A robust mechanical isocenter testing system with sub-millimeter accuracy is needed for the routine QA tests at all radiotherapy departments. Currently, the mechanical isocenter is usually tested using 2D measurements [4]. However, results in Fig. 3, Fig. 4 clearly justify the need for 3D measurements of the mechanical isocenter. The current system could serve as a more acceptable QA tool to fulfill AAPM recommendations [1].

Current system might also be a useful installation and acceptance tool for a new linear accelerator when the mechanical isocenter needs adjustment. These initial tests may serve a basis for later periodic QA measurements.
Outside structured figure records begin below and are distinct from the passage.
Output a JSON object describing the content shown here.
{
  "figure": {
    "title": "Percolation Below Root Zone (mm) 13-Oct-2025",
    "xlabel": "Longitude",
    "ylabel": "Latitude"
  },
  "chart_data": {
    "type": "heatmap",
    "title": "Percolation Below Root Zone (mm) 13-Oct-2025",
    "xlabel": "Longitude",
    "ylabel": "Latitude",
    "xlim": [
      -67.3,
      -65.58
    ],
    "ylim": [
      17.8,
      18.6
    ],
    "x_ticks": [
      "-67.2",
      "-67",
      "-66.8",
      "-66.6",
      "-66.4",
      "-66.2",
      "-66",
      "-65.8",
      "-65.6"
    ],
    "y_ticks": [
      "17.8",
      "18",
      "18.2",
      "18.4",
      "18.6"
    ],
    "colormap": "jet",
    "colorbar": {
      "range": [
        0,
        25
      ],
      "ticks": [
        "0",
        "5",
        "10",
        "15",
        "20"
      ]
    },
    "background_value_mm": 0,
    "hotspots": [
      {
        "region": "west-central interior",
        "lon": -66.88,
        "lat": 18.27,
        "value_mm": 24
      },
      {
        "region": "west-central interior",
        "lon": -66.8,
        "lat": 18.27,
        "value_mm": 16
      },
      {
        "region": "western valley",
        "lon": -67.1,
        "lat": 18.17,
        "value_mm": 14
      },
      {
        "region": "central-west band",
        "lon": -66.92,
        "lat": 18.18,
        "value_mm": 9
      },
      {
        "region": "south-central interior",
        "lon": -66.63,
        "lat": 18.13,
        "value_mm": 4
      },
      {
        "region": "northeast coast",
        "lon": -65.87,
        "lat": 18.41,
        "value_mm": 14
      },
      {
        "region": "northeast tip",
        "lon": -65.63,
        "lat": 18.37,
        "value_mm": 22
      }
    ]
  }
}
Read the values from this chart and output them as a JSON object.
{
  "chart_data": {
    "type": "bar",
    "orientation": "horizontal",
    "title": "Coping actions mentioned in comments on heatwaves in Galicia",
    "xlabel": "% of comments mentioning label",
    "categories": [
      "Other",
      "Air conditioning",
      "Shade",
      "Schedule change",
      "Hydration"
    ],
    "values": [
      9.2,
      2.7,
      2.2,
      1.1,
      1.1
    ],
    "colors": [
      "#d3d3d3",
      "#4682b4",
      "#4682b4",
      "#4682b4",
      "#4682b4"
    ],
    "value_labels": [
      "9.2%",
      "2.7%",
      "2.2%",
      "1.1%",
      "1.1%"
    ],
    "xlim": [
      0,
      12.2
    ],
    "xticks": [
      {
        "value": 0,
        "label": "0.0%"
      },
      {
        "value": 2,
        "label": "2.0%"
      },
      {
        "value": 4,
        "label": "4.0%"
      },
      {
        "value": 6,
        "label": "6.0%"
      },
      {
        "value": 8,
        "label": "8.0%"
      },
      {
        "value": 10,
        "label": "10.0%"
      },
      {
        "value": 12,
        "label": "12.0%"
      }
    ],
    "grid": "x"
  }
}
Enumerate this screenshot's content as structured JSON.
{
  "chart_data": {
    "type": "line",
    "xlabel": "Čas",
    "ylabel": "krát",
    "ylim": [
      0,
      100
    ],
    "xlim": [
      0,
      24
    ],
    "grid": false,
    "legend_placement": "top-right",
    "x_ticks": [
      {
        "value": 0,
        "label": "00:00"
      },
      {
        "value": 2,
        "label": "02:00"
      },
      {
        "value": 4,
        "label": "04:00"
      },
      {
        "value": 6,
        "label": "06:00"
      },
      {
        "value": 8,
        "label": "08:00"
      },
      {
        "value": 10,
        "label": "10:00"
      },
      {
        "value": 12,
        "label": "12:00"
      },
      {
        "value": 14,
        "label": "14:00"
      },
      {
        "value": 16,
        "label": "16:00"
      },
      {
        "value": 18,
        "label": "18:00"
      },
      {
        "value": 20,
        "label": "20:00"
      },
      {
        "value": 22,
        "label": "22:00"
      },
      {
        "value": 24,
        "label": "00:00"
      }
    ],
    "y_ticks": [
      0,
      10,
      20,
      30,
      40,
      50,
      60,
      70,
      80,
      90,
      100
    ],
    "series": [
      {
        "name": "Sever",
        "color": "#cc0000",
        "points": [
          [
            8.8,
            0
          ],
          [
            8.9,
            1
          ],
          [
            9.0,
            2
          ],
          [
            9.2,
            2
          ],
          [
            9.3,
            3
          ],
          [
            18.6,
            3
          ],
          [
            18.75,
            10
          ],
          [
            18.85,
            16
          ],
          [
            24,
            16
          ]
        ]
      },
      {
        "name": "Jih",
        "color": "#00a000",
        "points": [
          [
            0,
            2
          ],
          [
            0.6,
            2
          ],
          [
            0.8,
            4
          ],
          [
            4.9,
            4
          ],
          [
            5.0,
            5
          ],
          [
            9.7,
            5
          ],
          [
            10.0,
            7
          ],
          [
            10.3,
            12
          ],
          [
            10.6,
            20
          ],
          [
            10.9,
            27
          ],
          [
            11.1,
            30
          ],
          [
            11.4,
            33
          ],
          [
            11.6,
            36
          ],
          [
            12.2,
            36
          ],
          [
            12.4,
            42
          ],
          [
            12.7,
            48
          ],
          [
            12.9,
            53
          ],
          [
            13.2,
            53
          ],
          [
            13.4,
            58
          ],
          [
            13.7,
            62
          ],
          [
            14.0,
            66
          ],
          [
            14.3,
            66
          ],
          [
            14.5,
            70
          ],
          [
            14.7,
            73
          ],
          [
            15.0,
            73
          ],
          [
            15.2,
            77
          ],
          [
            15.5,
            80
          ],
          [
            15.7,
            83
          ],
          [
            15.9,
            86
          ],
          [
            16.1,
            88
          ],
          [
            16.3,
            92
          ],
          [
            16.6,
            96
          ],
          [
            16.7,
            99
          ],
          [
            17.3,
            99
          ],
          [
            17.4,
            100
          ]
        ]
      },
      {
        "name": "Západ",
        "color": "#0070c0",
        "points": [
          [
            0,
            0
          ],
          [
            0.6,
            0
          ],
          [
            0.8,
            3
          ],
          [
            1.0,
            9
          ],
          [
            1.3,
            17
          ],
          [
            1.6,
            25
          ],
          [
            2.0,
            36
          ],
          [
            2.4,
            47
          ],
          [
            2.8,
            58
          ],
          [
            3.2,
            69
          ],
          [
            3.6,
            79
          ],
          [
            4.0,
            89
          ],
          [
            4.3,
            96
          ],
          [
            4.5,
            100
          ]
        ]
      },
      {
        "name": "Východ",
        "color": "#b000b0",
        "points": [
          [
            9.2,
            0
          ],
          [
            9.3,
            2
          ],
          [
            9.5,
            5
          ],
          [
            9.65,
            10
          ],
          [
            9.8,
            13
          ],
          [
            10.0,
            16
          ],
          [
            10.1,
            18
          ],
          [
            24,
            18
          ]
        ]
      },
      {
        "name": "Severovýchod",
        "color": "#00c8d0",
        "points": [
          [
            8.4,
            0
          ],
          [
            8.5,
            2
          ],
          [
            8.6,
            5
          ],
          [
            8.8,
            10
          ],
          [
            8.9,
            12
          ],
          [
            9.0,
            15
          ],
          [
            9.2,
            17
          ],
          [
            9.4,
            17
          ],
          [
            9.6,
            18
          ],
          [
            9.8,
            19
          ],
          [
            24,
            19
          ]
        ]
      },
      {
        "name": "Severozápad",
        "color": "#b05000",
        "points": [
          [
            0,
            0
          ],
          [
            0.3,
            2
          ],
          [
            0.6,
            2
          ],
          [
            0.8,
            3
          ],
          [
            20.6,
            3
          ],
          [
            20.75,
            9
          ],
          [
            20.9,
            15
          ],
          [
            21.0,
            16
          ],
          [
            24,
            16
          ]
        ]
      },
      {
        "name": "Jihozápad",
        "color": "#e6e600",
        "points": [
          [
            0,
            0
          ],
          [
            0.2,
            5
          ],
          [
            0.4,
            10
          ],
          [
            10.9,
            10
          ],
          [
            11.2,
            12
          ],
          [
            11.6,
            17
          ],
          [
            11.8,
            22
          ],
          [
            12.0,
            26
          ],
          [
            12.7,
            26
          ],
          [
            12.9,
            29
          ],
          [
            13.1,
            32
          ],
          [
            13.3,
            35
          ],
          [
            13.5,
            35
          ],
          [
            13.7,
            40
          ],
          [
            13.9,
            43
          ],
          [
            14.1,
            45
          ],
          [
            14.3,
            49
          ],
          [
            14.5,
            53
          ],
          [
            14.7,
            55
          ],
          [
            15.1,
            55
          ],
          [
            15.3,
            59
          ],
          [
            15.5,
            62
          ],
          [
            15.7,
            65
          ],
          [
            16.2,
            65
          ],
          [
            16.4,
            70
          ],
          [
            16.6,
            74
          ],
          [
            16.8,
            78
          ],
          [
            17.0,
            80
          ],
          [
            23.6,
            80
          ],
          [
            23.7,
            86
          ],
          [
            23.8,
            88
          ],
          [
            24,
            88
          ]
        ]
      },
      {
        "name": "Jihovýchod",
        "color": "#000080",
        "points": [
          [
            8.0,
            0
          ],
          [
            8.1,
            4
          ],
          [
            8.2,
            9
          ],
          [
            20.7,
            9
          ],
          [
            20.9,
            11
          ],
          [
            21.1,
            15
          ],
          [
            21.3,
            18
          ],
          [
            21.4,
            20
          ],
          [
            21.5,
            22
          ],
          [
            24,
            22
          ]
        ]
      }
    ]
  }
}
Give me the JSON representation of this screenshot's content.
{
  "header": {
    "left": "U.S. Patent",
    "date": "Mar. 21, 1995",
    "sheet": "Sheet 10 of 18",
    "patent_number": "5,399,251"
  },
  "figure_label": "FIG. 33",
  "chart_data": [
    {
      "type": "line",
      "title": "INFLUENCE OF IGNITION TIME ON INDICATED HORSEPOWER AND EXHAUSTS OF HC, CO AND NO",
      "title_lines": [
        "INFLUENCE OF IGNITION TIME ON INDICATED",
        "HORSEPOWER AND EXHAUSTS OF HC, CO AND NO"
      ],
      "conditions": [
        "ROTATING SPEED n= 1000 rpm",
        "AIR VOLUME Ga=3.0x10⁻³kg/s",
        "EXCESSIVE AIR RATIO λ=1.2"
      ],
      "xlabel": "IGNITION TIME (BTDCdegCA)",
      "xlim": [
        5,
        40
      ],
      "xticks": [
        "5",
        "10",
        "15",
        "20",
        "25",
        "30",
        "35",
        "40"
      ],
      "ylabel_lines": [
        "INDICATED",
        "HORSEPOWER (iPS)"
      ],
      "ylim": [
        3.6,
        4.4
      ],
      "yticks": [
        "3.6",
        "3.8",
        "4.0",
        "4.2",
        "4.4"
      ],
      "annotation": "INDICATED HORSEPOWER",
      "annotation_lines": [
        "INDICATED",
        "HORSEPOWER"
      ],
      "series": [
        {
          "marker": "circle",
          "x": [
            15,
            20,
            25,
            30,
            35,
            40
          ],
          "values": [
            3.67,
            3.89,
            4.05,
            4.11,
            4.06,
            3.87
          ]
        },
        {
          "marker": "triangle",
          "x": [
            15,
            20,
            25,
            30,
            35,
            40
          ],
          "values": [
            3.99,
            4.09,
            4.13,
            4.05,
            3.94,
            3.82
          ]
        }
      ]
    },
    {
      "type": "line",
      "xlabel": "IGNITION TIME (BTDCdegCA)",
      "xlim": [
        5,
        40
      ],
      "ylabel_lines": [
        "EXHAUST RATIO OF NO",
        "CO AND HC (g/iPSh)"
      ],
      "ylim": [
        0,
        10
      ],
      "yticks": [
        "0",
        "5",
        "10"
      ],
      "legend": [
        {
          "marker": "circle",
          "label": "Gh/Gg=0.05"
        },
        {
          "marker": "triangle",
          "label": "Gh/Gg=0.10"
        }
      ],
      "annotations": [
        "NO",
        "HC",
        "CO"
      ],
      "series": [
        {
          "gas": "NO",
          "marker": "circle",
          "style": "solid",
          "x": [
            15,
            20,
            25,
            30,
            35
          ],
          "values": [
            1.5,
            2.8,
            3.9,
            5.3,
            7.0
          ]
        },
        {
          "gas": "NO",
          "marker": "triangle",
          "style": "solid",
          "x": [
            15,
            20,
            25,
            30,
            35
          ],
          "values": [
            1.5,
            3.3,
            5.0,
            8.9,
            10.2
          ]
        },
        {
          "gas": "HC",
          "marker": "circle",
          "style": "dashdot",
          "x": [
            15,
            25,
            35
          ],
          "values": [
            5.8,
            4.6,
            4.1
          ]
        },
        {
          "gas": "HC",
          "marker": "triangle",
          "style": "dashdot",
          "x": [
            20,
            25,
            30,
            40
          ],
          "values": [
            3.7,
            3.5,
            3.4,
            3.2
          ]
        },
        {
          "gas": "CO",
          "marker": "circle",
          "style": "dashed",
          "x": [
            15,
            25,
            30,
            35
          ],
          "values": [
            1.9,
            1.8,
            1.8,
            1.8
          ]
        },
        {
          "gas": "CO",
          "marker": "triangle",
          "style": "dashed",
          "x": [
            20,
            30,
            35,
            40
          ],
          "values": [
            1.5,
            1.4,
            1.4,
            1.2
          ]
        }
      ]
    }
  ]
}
Resulting trend curves might be valuable in predicting need for the maintenance and they may indicate slow weakening in the mechanical properties of the linear accelerator.

Conclusions

The present investigation suggests that the photography-based system for checking mechanical isocenter may offer a requested improvement to the current situation where the assessment of the mechanical isocenter is often neglected due to very tedious measurements. With the new system the mechanical isocenter can be quickly measured and visualized from captured photographs using modified front pointer.